For additional perspective, we compare the Aggregate method for free cash flow with two other market-weighted methodologies. These market-weighted methodologies add more value for ratios that do not include market values, e.g. ROIC and its drivers, but we include them here, nonetheless, for comparison:

  1. Market-weighted metrics – calculated by market-cap-weighting the trailing FCF yield for the individual companies relative to their sector or the overall S&P 500 in each period. Details:
    1. Company weight equals the company’s market cap divided by the market cap of the S&P 500/ its sector
    2. We multiply each company’s trailing FCF yield by its weight
    3. S&P 500/Sector trailing FCF yield equals the sum of the weighted trailing FCF yields for all the companies in the S&P 500/sector
  2. Market-weighted drivers – calculated by market-cap-weighting the FCF and enterprise value for the individual companies in each sector in each period. Details:
    1. Company weight equals the company’s market cap divided by the market cap of the S&P 500/ its sector
    2. We multiply each company’s free cash flow and enterprise value by its weight
    3. We sum the weighted FCF and weighted enterprise value for each company in the S&P 500/each sector to determine each sector’s weighted FCF and weighted enterprise value
    4. S&P 500/Sector trailing FCF yield equals weighted S&P 500/sector FCF divided by weighted S&P 500/sector enterprise value

Each methodology has its pros and cons, as outlined below:

Aggregate method

Pros:

  • A straightforward look at the entire S&P 500/sector, regardless of company size or weighting.
  • Matches how S&P Global calculates metrics for the S&P 500.

Cons:

  • Vulnerable to impact of companies entering/exiting the group of companies, which could unduly affect aggregate values. Also susceptible to outliers in any one period.

Market-weighted metrics method

Pros:

  • Accounts for a firm’s market cap relative to the S&P 500/sector and weights its metrics accordingly.

Cons:

  • Vulnerable to outlier results disproportionately impacting the overall trailing FCF yield.

Market-weighted drivers method

Pros:

  • Accounts for a firm’s market cap relative to the S&P 500/sector and weights its free cash flow and enterprise value accordingly.
  • Mitigates the disproportionate impact of outlier results from one company on the overall results.

Cons:

  • More volatile as it adds emphasis to large changes in FCF and enterprise value for heavily weighted companies.

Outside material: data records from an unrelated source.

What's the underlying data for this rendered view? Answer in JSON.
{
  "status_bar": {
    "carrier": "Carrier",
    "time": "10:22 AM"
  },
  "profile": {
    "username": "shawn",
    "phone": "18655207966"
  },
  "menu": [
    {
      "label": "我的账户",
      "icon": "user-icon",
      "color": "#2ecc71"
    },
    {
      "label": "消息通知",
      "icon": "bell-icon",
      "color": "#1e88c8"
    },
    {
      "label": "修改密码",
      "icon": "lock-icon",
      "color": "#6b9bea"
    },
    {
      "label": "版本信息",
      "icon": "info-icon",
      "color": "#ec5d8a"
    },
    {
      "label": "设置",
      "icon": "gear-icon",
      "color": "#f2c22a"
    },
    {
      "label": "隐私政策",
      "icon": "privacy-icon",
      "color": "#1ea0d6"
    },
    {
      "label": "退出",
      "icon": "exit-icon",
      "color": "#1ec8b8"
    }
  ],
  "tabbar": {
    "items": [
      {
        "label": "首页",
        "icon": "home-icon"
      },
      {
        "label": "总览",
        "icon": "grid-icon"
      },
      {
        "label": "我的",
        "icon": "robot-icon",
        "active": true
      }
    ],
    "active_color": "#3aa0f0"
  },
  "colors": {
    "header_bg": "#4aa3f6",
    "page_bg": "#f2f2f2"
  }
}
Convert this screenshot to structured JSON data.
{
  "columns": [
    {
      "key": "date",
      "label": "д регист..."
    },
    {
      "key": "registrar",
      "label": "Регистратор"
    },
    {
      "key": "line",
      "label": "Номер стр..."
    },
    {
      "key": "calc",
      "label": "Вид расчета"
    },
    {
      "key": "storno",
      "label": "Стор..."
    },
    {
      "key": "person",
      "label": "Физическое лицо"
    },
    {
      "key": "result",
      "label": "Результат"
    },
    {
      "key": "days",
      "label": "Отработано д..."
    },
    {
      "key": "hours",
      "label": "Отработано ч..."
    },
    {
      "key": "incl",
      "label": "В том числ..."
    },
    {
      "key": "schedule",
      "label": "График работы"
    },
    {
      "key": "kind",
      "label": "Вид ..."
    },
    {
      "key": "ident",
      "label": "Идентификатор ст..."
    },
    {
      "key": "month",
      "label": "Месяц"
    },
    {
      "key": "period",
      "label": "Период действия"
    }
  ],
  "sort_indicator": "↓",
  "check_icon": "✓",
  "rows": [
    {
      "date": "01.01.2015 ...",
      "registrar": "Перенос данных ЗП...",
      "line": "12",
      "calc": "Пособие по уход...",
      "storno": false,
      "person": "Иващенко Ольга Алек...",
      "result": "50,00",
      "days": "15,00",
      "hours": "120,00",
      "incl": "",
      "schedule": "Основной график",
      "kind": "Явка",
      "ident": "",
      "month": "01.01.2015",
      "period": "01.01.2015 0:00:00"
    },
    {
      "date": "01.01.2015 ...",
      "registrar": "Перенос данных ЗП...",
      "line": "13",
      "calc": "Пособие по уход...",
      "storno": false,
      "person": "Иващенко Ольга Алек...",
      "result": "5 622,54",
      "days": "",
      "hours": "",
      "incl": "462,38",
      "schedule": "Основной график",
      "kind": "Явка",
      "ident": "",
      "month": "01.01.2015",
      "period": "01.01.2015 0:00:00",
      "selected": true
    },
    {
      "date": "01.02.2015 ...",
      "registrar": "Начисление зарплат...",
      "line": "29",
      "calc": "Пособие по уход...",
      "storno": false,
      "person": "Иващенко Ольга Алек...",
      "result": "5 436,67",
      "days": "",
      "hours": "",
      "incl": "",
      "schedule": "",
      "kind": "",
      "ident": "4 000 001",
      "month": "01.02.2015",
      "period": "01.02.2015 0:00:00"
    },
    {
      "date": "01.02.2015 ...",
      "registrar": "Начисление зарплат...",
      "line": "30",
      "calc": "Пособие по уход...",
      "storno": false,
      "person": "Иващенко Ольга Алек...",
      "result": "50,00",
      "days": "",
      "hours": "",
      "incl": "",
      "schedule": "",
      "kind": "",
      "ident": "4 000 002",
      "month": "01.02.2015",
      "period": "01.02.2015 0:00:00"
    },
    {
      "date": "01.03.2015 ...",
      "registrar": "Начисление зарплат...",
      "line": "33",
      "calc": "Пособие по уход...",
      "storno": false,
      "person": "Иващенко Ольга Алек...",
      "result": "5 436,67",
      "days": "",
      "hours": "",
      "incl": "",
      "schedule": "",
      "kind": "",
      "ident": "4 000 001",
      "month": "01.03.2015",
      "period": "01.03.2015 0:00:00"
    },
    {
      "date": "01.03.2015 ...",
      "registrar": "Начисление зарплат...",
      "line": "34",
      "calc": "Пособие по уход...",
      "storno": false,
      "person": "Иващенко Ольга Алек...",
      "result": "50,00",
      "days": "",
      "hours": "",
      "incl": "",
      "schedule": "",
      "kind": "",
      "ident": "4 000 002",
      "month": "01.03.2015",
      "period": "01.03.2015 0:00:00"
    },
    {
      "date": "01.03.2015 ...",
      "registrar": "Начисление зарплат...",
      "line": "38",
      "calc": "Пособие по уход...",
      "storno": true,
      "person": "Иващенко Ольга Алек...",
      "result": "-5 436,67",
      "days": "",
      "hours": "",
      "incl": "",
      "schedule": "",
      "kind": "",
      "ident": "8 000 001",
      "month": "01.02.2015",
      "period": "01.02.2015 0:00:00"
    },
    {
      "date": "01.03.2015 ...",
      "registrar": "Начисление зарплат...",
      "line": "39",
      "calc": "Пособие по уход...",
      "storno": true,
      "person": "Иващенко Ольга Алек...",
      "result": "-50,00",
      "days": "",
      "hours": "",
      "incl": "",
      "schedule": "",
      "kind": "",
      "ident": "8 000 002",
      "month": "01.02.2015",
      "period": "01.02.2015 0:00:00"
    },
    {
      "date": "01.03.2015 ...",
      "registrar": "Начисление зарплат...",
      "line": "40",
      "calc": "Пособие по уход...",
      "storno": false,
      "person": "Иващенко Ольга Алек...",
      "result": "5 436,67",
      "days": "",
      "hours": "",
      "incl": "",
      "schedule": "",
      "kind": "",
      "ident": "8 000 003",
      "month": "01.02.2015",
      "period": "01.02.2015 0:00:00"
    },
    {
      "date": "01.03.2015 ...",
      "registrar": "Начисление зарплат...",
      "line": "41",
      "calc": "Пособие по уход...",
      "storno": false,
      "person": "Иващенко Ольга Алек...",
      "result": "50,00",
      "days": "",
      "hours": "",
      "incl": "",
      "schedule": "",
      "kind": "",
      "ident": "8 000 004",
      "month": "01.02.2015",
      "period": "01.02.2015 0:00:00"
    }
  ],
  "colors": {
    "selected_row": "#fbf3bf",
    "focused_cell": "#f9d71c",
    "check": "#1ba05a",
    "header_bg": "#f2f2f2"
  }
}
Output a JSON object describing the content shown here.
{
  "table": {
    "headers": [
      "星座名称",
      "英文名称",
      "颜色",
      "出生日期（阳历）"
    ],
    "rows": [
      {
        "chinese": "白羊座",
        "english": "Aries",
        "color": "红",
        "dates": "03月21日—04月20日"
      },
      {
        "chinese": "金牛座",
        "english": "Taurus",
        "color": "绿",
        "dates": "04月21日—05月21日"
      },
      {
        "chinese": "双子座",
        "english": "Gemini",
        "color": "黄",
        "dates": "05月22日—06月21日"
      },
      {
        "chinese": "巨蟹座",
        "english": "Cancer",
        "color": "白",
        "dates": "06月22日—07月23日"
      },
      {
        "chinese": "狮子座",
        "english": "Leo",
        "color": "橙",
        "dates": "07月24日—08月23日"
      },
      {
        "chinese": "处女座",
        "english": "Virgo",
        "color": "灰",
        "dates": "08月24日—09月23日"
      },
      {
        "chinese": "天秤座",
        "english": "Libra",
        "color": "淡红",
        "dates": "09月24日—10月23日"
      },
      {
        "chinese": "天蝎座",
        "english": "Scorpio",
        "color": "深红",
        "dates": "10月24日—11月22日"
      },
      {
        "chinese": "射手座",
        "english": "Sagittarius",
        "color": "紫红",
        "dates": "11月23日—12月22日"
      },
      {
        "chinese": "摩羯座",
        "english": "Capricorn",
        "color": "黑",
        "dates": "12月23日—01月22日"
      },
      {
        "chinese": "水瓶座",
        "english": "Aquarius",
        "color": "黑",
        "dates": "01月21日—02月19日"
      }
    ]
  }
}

[1] We calculate these metrics based on S&P Global’s methodology, which sums the individual S&P 500 constituent values for market cap and economic book value before using them to calculate the metrics. We call this the “Aggregate” methodology.

[2] Our research is based on the latest audited financial data, which is the 2021 10-K for most companies. Price data is as of 3/11/22.